We started making ice cream in about 1980. I wanted to make ice cream, and so I went to North Carolina State University to their ice cream course to learn how to calculate mix and make ice cream.

Then when I came back I was looking for equipment. Doug Mander did our refrigeration work. He used to have an ice cream store down by Idaho Falls High School, and it had been closed for some time. So I told Doug that I wanted to make ice cream. I don’t know if it was his or if he found it, but he had a small batch freezer. We bought it from him and we used that for a short while until we outgrew it and bought a bigger batch freezer.

You used to have your retail store in that small space next to the old barn. Then you added a drive-thru and then the new larger store. When did you get the idea to start expanding your retail?

If you don’t expand your business, you’re just going to die. It’s that way in any business. The retail stores are how we sell ice cream. We stepped out and opened up the store over in Ammon. That was about six years ago.

Then we had an opportunity to go over to Boise with our home delivery. We were there for about a year and everybody wanted our ice cream. People would say, “Well thanks for bringing the milk, but we really want your ice cream.” So we stepped up and put together an ice cream and dairy store in Meridian. At the same time, we were building our new store here (in Idaho Falls). We opened (the new Idaho Falls store) in December 2017. We opened the store in Meridian in about July 2017. Then about a year and a half ago, we opened our second store in the Treasure Valley in southwest Boise.

How did you manage home delivery in Boise? That’s four hours away. Are you loading a truck up every night? Did you establish a place where you have a freezer?

Yes, we have a refrigerated warehouse. We load the semi here and take it over there. It’s still all Idaho Fall cows.

How many cows do you have?

We’re milking about 190 right now. We can grow a few more cows. We could really grow up to 250 pretty easily. We milk them twice a day. Two to three times a day is usual. That’s 8 gallons per day per cow.

You’ve got the two stores here and you got the two stores in Boise, and you’re still doing all of your home delivery. Do you think you will be buying more dairy land at some point to expand into more cows if you keep growing? Do you intend to keep growing the business?

Like I said, if you don’t grow then your business dies, so yes.

People are not drinking as much milk as they used to. Families that typically would buy 6 to 8 gallons of milk a week now buy a gallon and a half of milk a week. If you look at the consumption (of milk) nationwide, it’s got a pretty steady downward trend and our sales kind of follow that. It takes us a lot more customers to sell the same amount of milk than we did 20 years ago, even 10 years ago. So the milk business is really changing rapidly based on the amount of fluid milk that people are drinking.

So are you making up for it with ice cream and all the products?

Ice cream is a really important part of our business right now.

Everyone knows about your chocolate milk. What gave you the idea to put potato flakes in it?

That goes back a long ways.
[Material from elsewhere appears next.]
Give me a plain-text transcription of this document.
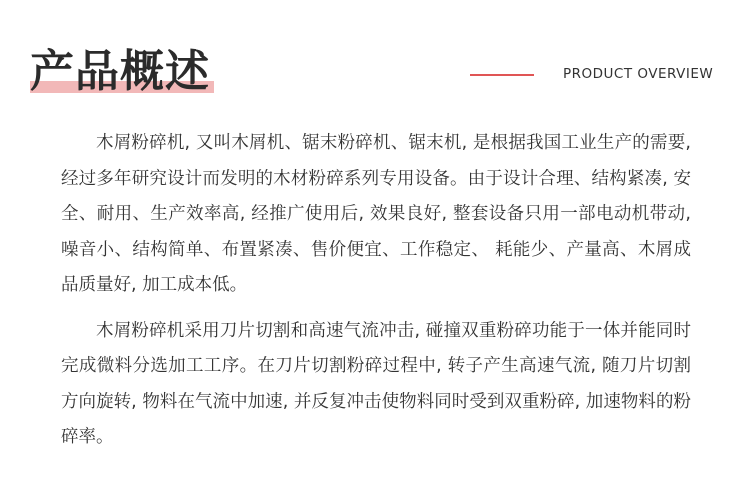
产品概述	PRODUCT OVERVIEW

木屑粉碎机, 又叫木屑机、锯末粉碎机、锯末机, 是根据我国工业生产的需要, 经过多年研究设计而发明的木材粉碎系列专用设备。由于设计合理、结构紧凑, 安全、耐用、生产效率高, 经推广使用后, 效果良好, 整套设备只用一部电动机带动, 噪音小、结构简单、布置紧凑、售价便宜、工作稳定、 耗能少、产量高、木屑成品质量好, 加工成本低。

木屑粉碎机采用刀片切割和高速气流冲击, 碰撞双重粉碎功能于一体并能同时完成微料分选加工工序。在刀片切割粉碎过程中, 转子产生高速气流, 随刀片切割方向旋转, 物料在气流中加速, 并反复冲击使物料同时受到双重粉碎, 加速物料的粉碎率。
I had developed a low-fat ice cream, no sugar added, with potato flakes as part of the formulation. Then the thought came to me that if I can put potato flakes into the ice cream, I can probably figure out how to put it in the chocolate milk instead of non-fat milk powder because the potato flakes were a lot less money. That was back in 1985.

So what’s your next business move?

We’d like to have another store over in the Treasure Valley someplace. We would also like to have one somewhere in the northern Utah area. We have a lot of people asking for it in that area.